The silver wolf paused just before they reached the village. The rest stopped, too. They turned and looked at her. And the silver wolf understood she was being invited to join them. The big gray took a step toward her.
Desire raged through the woman’s mind like a fire through dry twigs. The wolf wasn’t ready for her
initiation into the arts of desire, but the woman was. More than ready.
If she was moonlight, he was starlight. The gray coat spangled like the fiery arch of the heavens above her. She saw the breadth of his shoulders and felt the overpowering presence of his maleness and, at the same time, the vast mystery of the night.
Once inside the hut, the big gray would be a man and she a woman. The other two could dress quickly and go. They would be alone. He would not need to speak to her. She would not speak to him.
They could, as they did now, look at each other’s eyes, tell one another every secret of their private universes without words. He would be strong, very big and strong. She could, in her imagination, feel his caresses.

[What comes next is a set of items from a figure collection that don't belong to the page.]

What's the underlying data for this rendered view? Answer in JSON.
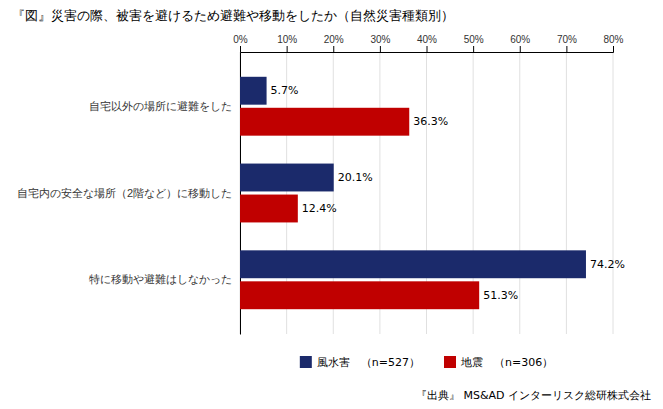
{
  "chart_data": {
    "type": "bar",
    "orientation": "horizontal",
    "title": "『図』災害の際、被害を避けるため避難や移動をしたか（自然災害種類別）",
    "categories": [
      "自宅以外の場所に避難をした",
      "自宅内の安全な場所（2階など）に移動した",
      "特に移動や避難はしなかった"
    ],
    "series": [
      {
        "name": "風水害　（n=527）",
        "color": "#1b2a6b",
        "values": [
          5.7,
          20.1,
          74.2
        ],
        "value_labels": [
          "5.7%",
          "20.1%",
          "74.2%"
        ]
      },
      {
        "name": "地震　（n=306）",
        "color": "#c00000",
        "values": [
          36.3,
          12.4,
          51.3
        ],
        "value_labels": [
          "36.3%",
          "12.4%",
          "51.3%"
        ]
      }
    ],
    "xlim": [
      0,
      80
    ],
    "xticks": [
      {
        "value": 0,
        "label": "0%"
      },
      {
        "value": 10,
        "label": "10%"
      },
      {
        "value": 20,
        "label": "20%"
      },
      {
        "value": 30,
        "label": "30%"
      },
      {
        "value": 40,
        "label": "40%"
      },
      {
        "value": 50,
        "label": "50%"
      },
      {
        "value": 60,
        "label": "60%"
      },
      {
        "value": 70,
        "label": "70%"
      },
      {
        "value": 80,
        "label": "80%"
      }
    ],
    "grid": true,
    "data_labels": true,
    "legend": "bottom",
    "annotations": [
      "『出典』 MS&AD インターリスク総研株式会社"
    ]
  }
}
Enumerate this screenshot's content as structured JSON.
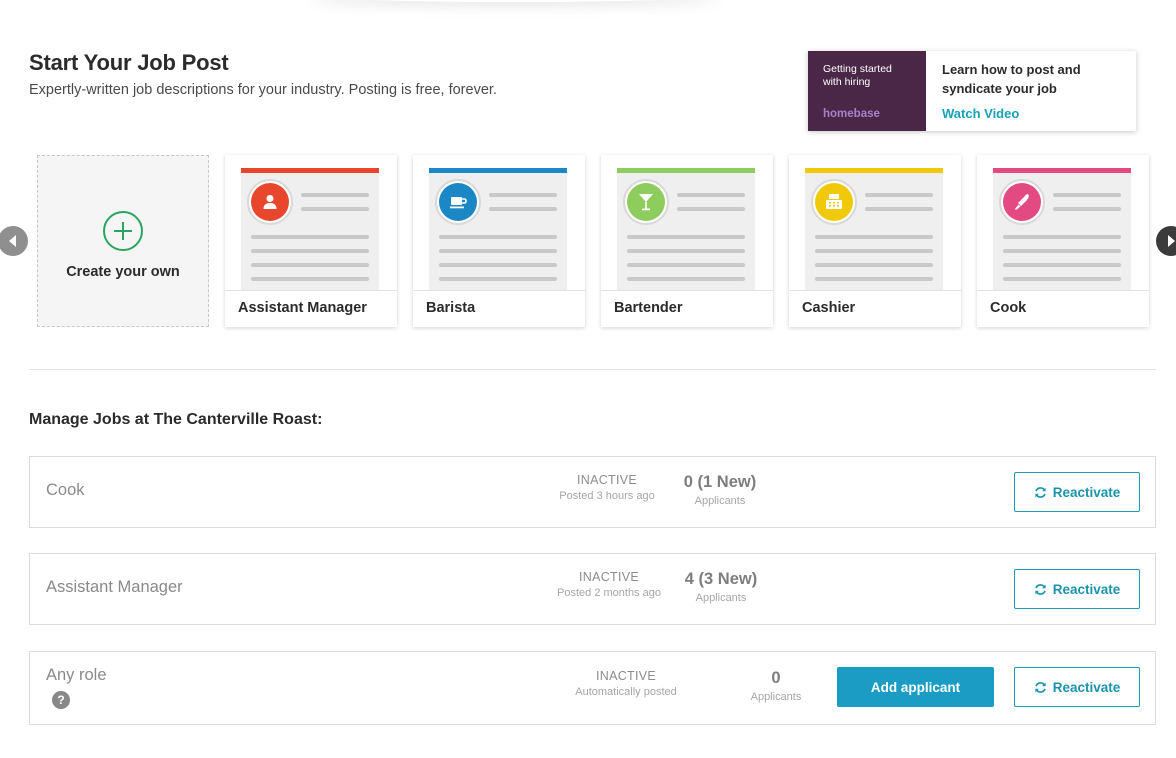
{
  "header": {
    "title": "Start Your Job Post",
    "subtitle": "Expertly-written job descriptions for your industry. Posting is free, forever."
  },
  "video_card": {
    "thumb_text": "Getting started with hiring",
    "brand": "homebase",
    "description": "Learn how to post and syndicate your job",
    "link_label": "Watch Video"
  },
  "templates": {
    "create_label": "Create your own",
    "items": [
      {
        "label": "Assistant Manager",
        "color": "#e8472d",
        "icon": "person-icon"
      },
      {
        "label": "Barista",
        "color": "#1b87c4",
        "icon": "coffee-cup-icon"
      },
      {
        "label": "Bartender",
        "color": "#8fcc5e",
        "icon": "cocktail-icon"
      },
      {
        "label": "Cashier",
        "color": "#f0c90a",
        "icon": "cash-register-icon"
      },
      {
        "label": "Cook",
        "color": "#e44a82",
        "icon": "knife-icon"
      }
    ]
  },
  "manage": {
    "title": "Manage Jobs at The Canterville Roast:",
    "jobs": [
      {
        "name": "Cook",
        "status": "INACTIVE",
        "posted": "Posted 3 hours ago",
        "count": "0 (1 New)",
        "applicants_label": "Applicants",
        "reactivate_label": "Reactivate"
      },
      {
        "name": "Assistant Manager",
        "status": "INACTIVE",
        "posted": "Posted 2 months ago",
        "count": "4 (3 New)",
        "applicants_label": "Applicants",
        "reactivate_label": "Reactivate"
      },
      {
        "name": "Any role",
        "status": "INACTIVE",
        "posted": "Automatically posted",
        "count": "0",
        "applicants_label": "Applicants",
        "add_label": "Add applicant",
        "reactivate_label": "Reactivate",
        "help": "?"
      }
    ]
  },
  "colors": {
    "accent": "#1b9cc4",
    "create_green": "#2aa462",
    "brand_purple": "#4b2747"
  }
}
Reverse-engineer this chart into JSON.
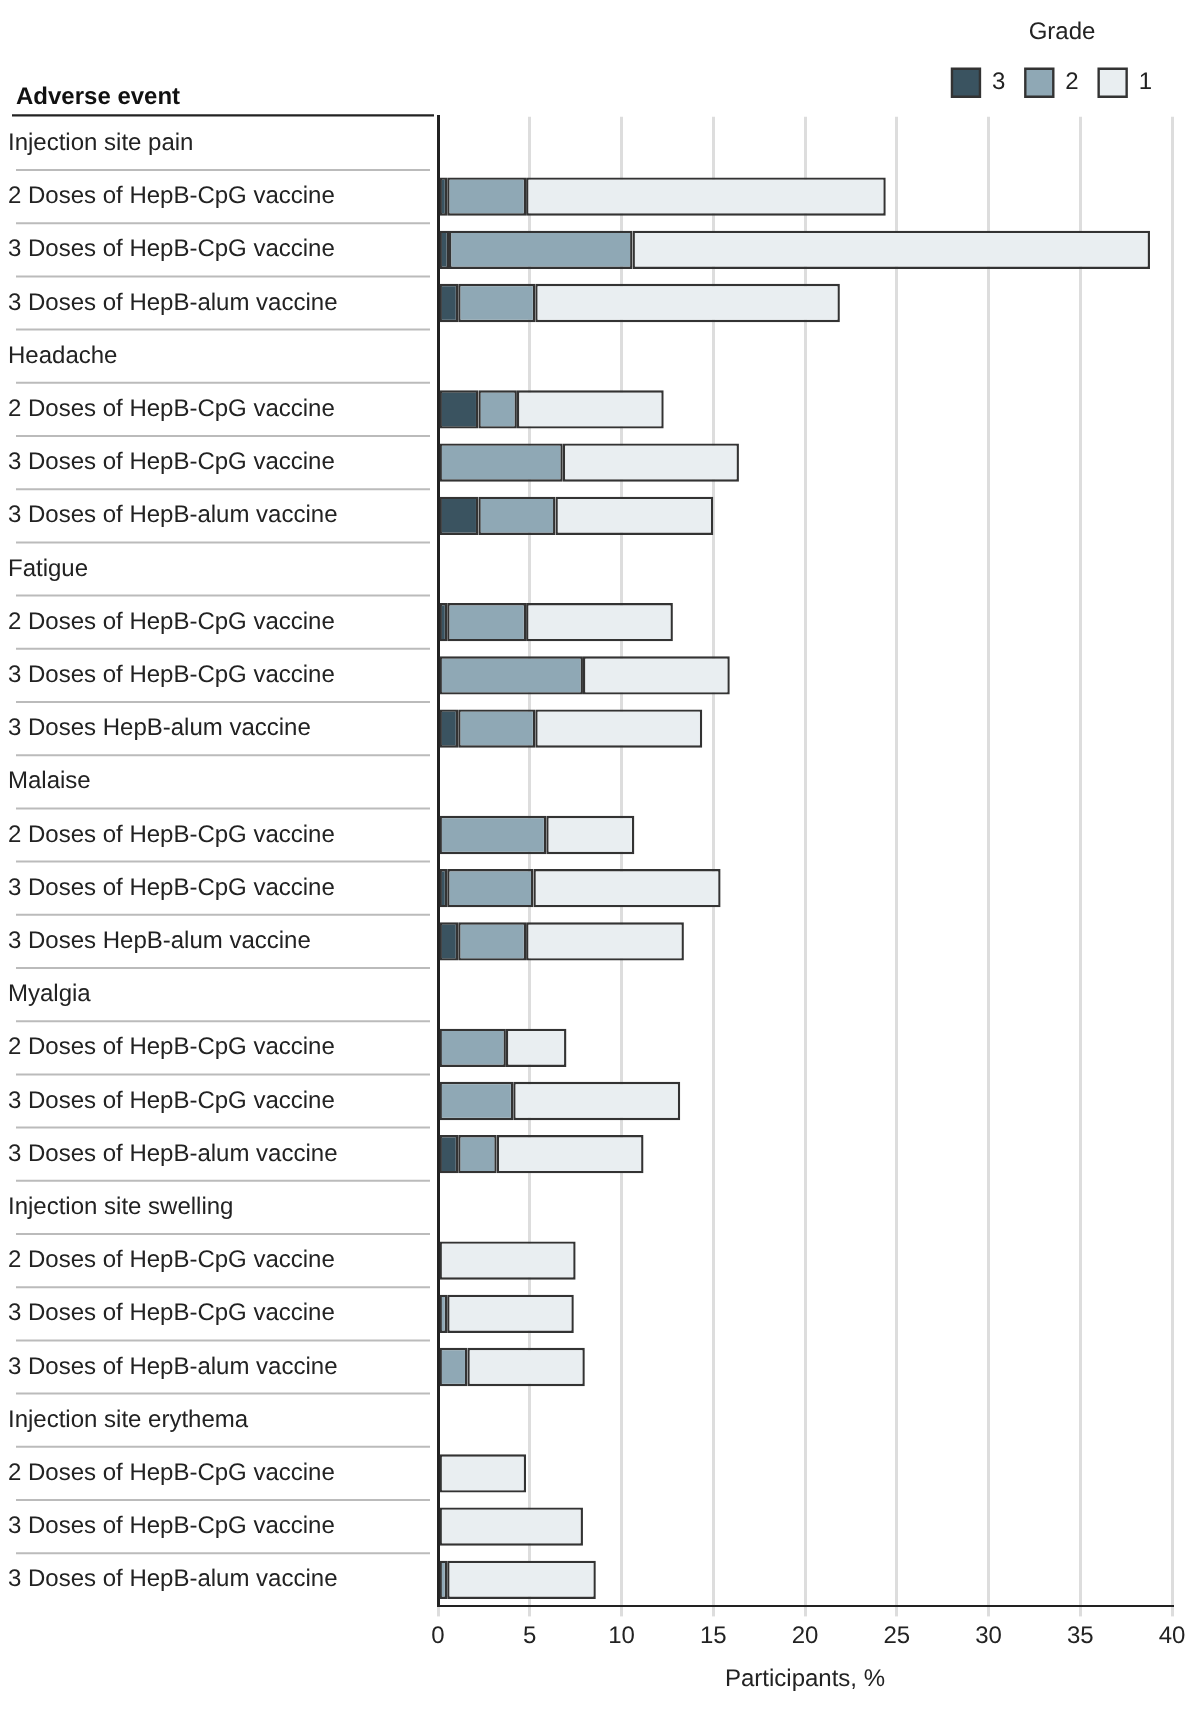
{
  "chart_data": {
    "type": "bar",
    "orientation": "horizontal",
    "stacked": true,
    "xlabel": "Participants, %",
    "ylabel": "Adverse event",
    "legend_title": "Grade",
    "legend": "top right",
    "grid": "x",
    "categories": [
      "Injection site pain",
      "2 Doses of HepB-CpG vaccine",
      "3 Doses of HepB-CpG vaccine",
      "3 Doses of HepB-alum vaccine",
      "Headache",
      "2 Doses of HepB-CpG vaccine",
      "3 Doses of HepB-CpG vaccine",
      "3 Doses of HepB-alum vaccine",
      "Fatigue",
      "2 Doses of HepB-CpG vaccine",
      "3 Doses of HepB-CpG vaccine",
      "3 Doses HepB-alum vaccine",
      "Malaise",
      "2 Doses of HepB-CpG vaccine",
      "3 Doses of HepB-CpG vaccine",
      "3 Doses HepB-alum vaccine",
      "Myalgia",
      "2 Doses of HepB-CpG vaccine",
      "3 Doses of HepB-CpG vaccine",
      "3 Doses of HepB-alum vaccine",
      "Injection site swelling",
      "2 Doses of HepB-CpG vaccine",
      "3 Doses of HepB-CpG vaccine",
      "3 Doses of HepB-alum vaccine",
      "Injection site erythema",
      "2 Doses of HepB-CpG vaccine",
      "3 Doses of HepB-CpG vaccine",
      "3 Doses of HepB-alum vaccine"
    ],
    "series": [
      {
        "name": "3",
        "color": "#3a5360",
        "values": [
          null,
          0.5,
          0.6,
          1.1,
          null,
          2.2,
          0,
          2.2,
          null,
          0.5,
          0,
          1.1,
          null,
          0,
          0.5,
          1.1,
          null,
          0,
          0,
          1.1,
          null,
          0,
          0,
          0,
          null,
          0,
          0,
          0
        ]
      },
      {
        "name": "2",
        "color": "#8fa8b5",
        "values": [
          null,
          4.3,
          10.0,
          4.2,
          null,
          2.1,
          6.8,
          4.2,
          null,
          4.3,
          7.9,
          4.2,
          null,
          5.9,
          4.7,
          3.7,
          null,
          3.7,
          4.1,
          2.1,
          null,
          0,
          0.5,
          1.6,
          null,
          0,
          0,
          0.5
        ]
      },
      {
        "name": "1",
        "color": "#e9eef1",
        "values": [
          null,
          19.6,
          28.2,
          16.6,
          null,
          8.0,
          9.6,
          8.6,
          null,
          8.0,
          8.0,
          9.1,
          null,
          4.8,
          10.2,
          8.6,
          null,
          3.3,
          9.1,
          8.0,
          null,
          7.5,
          6.9,
          6.4,
          null,
          4.8,
          7.9,
          8.1
        ]
      }
    ],
    "xlim": [
      0,
      40
    ],
    "xticks": [
      0,
      5,
      10,
      15,
      20,
      25,
      30,
      35,
      40
    ]
  }
}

And she knew that once he held her in his arms, she would refuse him nothing. She would, instead, yield up her innermost being to him, eagerly and without shame.
If only she could blot out the knowledge, the foresight that made her human. These three were safe, careless and carefree in their double state. All the things she could never be. What would happen to their lives if they were suddenly hunted by a king, a pope?
The black wolf glided toward her. She joined in again: the touch on her nose, the head on her shoulder. The sense of love and trust. Ablessing. A farewell.
Then the silver wolf turned and without looking back, ran. As she crossed the first hill and looked down on the city, she saw a strip of light on the eastern horizon; the stars were dying in its glow.
LUCILLA MET THE WOLF AS SHE LEAPED THE WALL into the villa. She was standing near one of the peach trees with a lamp in her hand. She extinguished the flame when she saw the wolf gliding toward her.
“Thank God,” Lucilla breathed.
Regeane stood before her as a woman.
Lucilla wrapped her mantle around Regeane’s shoulders.
Regeane clutched at it tightly as Lucilla helped her back to the villa.
“Antonius?” Lucilla snapped.
“He’s well,” Regeane replied. “You’ll see when he returns. I’m exhausted.” As she said the words, she realized how great that exhaustion was. The fury that had saved her from death at the stream and then the exhilaration that carried her across the Campagna with the other wolves had completely drained away.